I think one of my favorite parts of this story was 'Nancy', Scott's grandmother...yes, I'm talking about the deceased grandmother who left Scott her house. Throughout this story we are painted a picture of one person viewed through the eyes of her grandsons...Scott and Mike, the grandson who felt should have inherited things, Scott's mother, who while I have to admit is probably one of my least favorite mothers...ever had her own less than unbiased view of who Nancy was and we are given a look at her through the eyes of the community she lived in and lastly we are painted yet another picture of 'Nancy' as she was to her best friend and neighbor...Phin.

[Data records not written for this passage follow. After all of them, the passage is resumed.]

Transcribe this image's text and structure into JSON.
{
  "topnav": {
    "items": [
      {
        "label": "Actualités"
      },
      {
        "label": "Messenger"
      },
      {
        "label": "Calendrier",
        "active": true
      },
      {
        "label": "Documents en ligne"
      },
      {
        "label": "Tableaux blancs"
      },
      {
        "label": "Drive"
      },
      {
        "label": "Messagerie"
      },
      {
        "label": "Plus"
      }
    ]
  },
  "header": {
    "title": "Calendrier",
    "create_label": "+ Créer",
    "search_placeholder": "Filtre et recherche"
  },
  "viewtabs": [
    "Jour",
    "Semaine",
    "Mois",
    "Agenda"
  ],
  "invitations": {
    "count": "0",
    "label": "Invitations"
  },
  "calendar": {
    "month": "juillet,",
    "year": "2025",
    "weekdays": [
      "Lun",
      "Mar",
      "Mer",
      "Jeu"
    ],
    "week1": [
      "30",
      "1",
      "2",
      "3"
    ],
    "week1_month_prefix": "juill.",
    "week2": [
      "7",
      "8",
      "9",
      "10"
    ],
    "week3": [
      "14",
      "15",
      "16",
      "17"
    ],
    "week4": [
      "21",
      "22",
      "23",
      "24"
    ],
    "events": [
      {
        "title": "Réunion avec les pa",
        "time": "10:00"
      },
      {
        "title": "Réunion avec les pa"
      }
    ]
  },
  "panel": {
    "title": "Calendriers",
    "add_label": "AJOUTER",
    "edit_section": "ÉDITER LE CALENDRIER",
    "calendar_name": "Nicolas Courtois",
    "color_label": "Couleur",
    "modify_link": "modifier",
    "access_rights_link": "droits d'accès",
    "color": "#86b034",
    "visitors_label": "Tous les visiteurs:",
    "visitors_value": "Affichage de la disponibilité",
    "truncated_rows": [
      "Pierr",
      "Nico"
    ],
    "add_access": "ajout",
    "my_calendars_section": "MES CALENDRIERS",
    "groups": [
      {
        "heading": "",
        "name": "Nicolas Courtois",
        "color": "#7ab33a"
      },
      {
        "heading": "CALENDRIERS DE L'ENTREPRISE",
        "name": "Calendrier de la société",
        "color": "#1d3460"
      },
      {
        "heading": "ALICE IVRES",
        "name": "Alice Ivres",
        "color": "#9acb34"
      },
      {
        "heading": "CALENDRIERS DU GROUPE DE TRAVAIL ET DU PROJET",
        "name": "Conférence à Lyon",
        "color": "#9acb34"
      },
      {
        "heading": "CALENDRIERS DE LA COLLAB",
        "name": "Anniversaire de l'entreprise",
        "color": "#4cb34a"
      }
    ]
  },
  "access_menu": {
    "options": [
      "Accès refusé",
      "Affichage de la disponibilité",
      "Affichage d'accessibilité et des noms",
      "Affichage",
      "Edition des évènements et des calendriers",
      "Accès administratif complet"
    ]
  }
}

For me Nancy was representative of almost any of us because I'm betting if you asked 6 people you know to write down their impression of you what you would find would be 6 impressions that differed to varying degrees. This for me made Nancy seem real. I don't think any of us act exactly the same with each person we know and unless it's done intentionally or with malice intended I think subtle changes in a persons behavior happen as part of an instinctual response to a persons environment and even though she was technically dead Nancy seemed to be the driving force behind a lot of what was happening in this story.
Overall 'The Rhubarb Patch' was a sweet, second chance, starting over, finding true love kind of story and while it wasn't as good for me as I had hoped it would be there was still more that I enjoyed than I didn't and I'm looking forward to seeing not only what but who comes next in 'The Men of Gilead'.